El film abre toda una serie de puntas -la desaparición y los grises en la vida de Eugenio, el negocio en crisis, la convivencia obligada de Santiago y Laura que deviene en potencial romance- pero con ninguna acelera a fondo, y de ahí que jamás se lo pueda ver como una comedia romántica sobre dos personajes que al principio sólo se pelean y finalmente encuentran la forma de complementarse. En realidad lo que le interesa a Burman es algo que aparece recién en el último tercio del relato: el proceso (impuesto por las circunstancias) por el cual Santiago tiene que aceptar que la desaparición de su amigo se debió a una profunda insatisfacción y frustración que él en parte comparte debido a la imposibilidad (o negación) de cumplir sus verdaderos sueños. En El misterio de la felicidad el único protagonista es en verdad Santiago, quien comienza a contemplar cómo y por qué llegó a donde llegó; qué camino recorrió; cómo ha pensado y sentido el amor y la amistad; y qué debe hacer frente a la pérdida de una persona importantísima en su vida, que hasta en parte lo define. Y no está mal que eso sea así, aunque el film para eso paga costos muy altos: por ejemplo, el personaje de Laura recién adquiere entidad y pensamiento propio en la última media hora, luego de ser apenas una figura que deambula por la pantalla. Es efectivamente en los minutos finales donde la película crece junto con sus personajes, indagando en las dinámicas de la mentalidad masculina, aunque tampoco llega a consolidarse de la manera esperada para el planteo inicial.

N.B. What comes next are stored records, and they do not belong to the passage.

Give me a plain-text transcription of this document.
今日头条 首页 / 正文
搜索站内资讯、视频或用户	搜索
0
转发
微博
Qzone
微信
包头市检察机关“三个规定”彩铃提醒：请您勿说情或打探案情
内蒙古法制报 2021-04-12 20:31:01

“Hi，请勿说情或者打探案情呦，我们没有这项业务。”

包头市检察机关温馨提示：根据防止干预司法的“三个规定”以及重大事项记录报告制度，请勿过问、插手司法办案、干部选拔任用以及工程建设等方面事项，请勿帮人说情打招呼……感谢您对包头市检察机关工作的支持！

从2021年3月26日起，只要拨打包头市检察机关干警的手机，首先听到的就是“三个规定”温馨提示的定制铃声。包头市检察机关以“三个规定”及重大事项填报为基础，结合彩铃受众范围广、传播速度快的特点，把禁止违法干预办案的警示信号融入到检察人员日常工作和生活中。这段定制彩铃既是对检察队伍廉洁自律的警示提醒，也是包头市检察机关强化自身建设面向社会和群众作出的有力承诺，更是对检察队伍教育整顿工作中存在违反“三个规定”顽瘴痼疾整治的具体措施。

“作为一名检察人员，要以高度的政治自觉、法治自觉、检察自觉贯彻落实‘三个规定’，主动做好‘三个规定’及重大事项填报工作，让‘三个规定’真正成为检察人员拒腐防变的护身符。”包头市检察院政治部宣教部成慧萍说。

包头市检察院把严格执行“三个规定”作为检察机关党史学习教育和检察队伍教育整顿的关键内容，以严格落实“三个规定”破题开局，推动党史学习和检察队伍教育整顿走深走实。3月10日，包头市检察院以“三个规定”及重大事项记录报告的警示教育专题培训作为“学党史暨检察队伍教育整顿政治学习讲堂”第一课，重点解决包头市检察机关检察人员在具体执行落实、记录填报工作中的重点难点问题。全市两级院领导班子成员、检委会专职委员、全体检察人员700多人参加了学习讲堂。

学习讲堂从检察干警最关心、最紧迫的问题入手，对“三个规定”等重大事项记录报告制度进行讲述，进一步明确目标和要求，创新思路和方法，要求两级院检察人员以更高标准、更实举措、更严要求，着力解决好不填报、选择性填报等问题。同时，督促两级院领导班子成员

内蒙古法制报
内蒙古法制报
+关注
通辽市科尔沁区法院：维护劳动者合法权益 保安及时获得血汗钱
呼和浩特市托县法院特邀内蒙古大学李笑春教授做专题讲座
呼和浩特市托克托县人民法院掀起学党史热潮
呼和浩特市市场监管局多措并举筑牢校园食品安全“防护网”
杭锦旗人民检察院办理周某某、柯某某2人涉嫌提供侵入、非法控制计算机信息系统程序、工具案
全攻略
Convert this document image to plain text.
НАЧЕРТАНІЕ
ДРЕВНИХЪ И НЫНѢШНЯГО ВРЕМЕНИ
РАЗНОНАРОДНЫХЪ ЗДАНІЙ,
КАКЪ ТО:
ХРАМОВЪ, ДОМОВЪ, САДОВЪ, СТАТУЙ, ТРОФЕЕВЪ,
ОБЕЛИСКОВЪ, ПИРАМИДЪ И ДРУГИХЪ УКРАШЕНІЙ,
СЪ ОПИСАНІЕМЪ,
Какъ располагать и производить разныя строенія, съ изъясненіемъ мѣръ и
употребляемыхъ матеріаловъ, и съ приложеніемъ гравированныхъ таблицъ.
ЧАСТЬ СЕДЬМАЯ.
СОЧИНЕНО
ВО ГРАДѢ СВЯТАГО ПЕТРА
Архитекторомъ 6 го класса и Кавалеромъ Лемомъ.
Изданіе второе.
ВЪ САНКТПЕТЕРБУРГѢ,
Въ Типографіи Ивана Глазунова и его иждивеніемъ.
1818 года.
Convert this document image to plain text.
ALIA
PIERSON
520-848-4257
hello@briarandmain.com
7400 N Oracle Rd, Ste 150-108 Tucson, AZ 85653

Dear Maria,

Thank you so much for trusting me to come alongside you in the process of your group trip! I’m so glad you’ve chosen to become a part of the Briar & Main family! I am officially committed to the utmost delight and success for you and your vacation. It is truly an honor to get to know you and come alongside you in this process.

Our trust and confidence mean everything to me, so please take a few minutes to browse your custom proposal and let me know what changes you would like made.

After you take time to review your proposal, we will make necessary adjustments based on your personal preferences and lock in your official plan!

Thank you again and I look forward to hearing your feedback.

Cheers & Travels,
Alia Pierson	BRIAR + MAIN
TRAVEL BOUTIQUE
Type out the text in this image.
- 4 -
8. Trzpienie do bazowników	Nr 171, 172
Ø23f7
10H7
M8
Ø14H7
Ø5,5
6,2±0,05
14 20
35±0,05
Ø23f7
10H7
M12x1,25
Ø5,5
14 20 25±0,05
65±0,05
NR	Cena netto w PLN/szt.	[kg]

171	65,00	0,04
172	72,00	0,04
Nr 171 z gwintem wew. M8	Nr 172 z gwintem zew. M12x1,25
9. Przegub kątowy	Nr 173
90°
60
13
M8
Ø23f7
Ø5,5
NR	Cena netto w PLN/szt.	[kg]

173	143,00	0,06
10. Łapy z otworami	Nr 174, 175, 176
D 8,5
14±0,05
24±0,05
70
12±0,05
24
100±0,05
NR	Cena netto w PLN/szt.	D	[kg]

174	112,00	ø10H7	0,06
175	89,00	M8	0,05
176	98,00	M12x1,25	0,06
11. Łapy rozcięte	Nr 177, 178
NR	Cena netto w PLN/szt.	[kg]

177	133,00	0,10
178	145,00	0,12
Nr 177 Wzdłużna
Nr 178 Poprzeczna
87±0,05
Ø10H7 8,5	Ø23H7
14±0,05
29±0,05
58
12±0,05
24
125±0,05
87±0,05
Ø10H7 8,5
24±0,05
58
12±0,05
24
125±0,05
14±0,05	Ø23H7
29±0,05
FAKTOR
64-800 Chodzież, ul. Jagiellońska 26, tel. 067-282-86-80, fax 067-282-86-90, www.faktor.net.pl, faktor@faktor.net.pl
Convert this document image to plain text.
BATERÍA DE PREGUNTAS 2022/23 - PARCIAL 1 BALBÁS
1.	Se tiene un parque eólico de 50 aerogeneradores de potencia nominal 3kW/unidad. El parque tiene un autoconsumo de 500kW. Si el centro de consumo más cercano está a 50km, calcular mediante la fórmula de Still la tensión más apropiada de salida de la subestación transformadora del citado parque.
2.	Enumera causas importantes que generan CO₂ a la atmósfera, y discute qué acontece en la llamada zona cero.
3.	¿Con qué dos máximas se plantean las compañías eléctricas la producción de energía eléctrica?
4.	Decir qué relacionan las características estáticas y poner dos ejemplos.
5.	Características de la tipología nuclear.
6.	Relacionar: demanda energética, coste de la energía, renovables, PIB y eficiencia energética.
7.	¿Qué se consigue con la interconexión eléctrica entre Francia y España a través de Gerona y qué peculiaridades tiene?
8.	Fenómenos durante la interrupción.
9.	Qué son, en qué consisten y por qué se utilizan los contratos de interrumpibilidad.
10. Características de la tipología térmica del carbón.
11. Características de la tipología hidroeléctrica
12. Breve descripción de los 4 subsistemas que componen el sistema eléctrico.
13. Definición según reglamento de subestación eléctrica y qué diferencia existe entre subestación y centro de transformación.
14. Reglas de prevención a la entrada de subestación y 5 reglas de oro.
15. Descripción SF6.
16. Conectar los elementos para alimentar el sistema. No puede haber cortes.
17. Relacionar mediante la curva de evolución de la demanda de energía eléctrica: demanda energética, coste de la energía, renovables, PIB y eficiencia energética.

Es tentador explorar la filmografía de Burman en términos de edad, pero lo que correspondería más bien es hacerlo en base a la posición que tienen los personajes, dónde se encuentran parados, en qué momentos se encuentran en sus vidas. En Esperando al Mesías, El abrazo partido y Derecho de familia están mirando primariamente para adelante, mientras se preguntan cuál es la herencia que les han dejado; mientras que en sus últimas obras del realizador -El nido vacío, Dos hermanos, La suerte en tus manos, ahora El misterio de la felicidad- están mirando hacia atrás, preguntándose qué le están dejando a los que quieren y en base a eso cuál es el siguiente paso. Da la impresión de que en el primer conjunto de films imperan las dudas, la incertidumbre, mientras que en el otro, por el contrario, se imponen las certezas. Y en base a eso, viendo los resultados que obtiene últimamente el cineasta, pareciera que es mucho más apasionante pensar y analizar lo que puede (no) llegar a ser, que lo que ya (no) fue. Diablos, un psicólogo por acá, pero no sólo para Burman: también para mí.